Выбрать главу

— Надо кого-нибудь позвать… — сказала Нина Лапсердак, как бы извиняясь за свою с Ирой У. физическую несостоятельность, когда шофер, мертвея ненавидящим их лицом, опять вышел из машины.

Шофер молча встал на обочине и уставился куда-то вперед довольно бессмысленным взглядом. Впрочем, скоро в его глазах появился смысл — навстречу по полю к ним шел мужик в ватнике и ватных брюках, замызганных до такой степени, как будто он только что валялся в грязи. С ужасом Нина Лапсердак заметила, что к грязи на его ватнике примешиваются пятна крови.

— Что, подмочь? — спросил он довольно добродушно. У него было широкое, как бы присыпанное мукой лицо, поверху еще облепленное грязью. Вежливо оттеснив женщин, он уперся плечом в машину.

Огромная голова свиньи с выражением меланхоличным, кротким и даже каким-то мечтательным плавала в луже крови в большом тазу. Дед Кушкарик с удовольствием пил уже второй стакан водки и закусывал свежезажаренной печенью. В кухне стоял сладкий дух убоины. Угорацкий, уже переодетый, поглядывал на часы и ждал машину. Он тоже принял сто грамм и чувствовал себя довольно-таки уютно, но лицо его было замкнуто, собранно и непроницаемо. В такие моменты мать побаивалась его и начинала даже называть на “вы”.

Старику было много лет. Он был стариком уже тогда, когда к нему приводили маленькую жену Угорацкого, чтобы свести с ее ладони чудовищную бородавку.

Вечером того далекого дня тогда еще живая покойная прабабка нашла на огороде старую косточку и, взяв маленькую жену Угорацкого за руку, отвела ее в поле. Там она вырыла ямку, положила в нее кость, присыпала землей и щепкой обвела круг.
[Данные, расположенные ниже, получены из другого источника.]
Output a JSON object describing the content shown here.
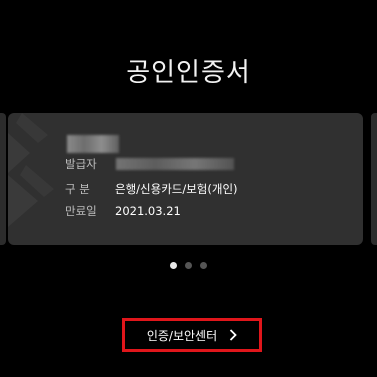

— Как этой косточке не оживать, так бородавке у моего дитятка не бывать! — сказала она угрожающе, громко и убежденно.

Маленькая жена Угорацкого испугалась и заплакала. Прабабка вернулась с ней в хату, пальцем сняла в углу паутину, скатала из нее шарик и подожгла. Слипшейся черной массой она намазала бородавку маленькой жене Угорацкого, а сверху плюнула.

Так научил ее Старик.

Косточка в поле не ожила.

Исчезла бородавка, как будто ее и не было.

Умерла прабабка, и могилу ее забыли, потому что и бабка умерла, и мать, которые про ту могилу знали.

Но Старик остался каким был. Только стал еще худее, костлявее, а белые волосы еще реже.

Потом он стал злым. Когда Зенту не то ввели, не то внесли в избу, Старик даже не подошел к ней близко, а только издали посмотрел на нее, втянул ноздрями воздух, принюхался, как это делают звери, и закричал:

— Уходите! Что ж чужую привезли? Не буду лечить чужую!

— Да что же это? — взмолилась Нина Лапсердак. — Как же это? Мы к вам еле добрались!

Но Старик все стоял на своем, все злобствовал и кричал, что не будет лечить чужую.

Тогда Ира У. вынула из ушей маленькие золотые сережечки с сияющими бриллиантиками, те, которые когда-то подарил ей муж на свадьбу, и протянула их Старику. Тускло светило золото, и бриллиантики на нем сверкали, как искры. В глазах Старика появился детский живой блеск, он взял сережки и приказал оставить его один на один с Зентой.

Потом Ира У. и Нина Лапсердак, умирая от страха и холода, еще долго стояли на выстуженной веранде, прислушиваясь к крикам и проклятиям Старика, к скрипу половиц под его ногами. Наконец Старик вышел.

— Забирайте, — сказал Старик. — Дело сделано. Завтра будет здорова.

Уже когда они подъезжали к Городу, Зента подняла голову с колен Иры У. и огляделась. По лестницам “Благой вести” она поднялась сама, прошла в свой кабинет и тут же вызвала Нину Лапсердак. В осмысленных глазах Зенты Нина Лапсердак отчетливо увидела вернувшуюся дистанцию и предупредительно наклонила голову.

— Приготовьтесь к приему посетителей, — сказала Зента.

Было девять часов утра.

Было девять часов утра, когда Ире У. принесли почту. Почты было так много, как будто отовсюду одновременно к ним отправились все подписанные указы, проекты и постановления. Комнатка Иры У. была настолько забита, что, чтобы выйти, ей надо было становиться боком, втягивать живот и еще приподниматься на цыпочки, чтобы грудью не свалить верхние бумаги.

Иногда, по старой привычке, Ира У. машинально проводила пальцем по мочке своего маленького уха, но вместо такого знакомого ощущения твердого металла она нащупывала лишь маленькую впадинку.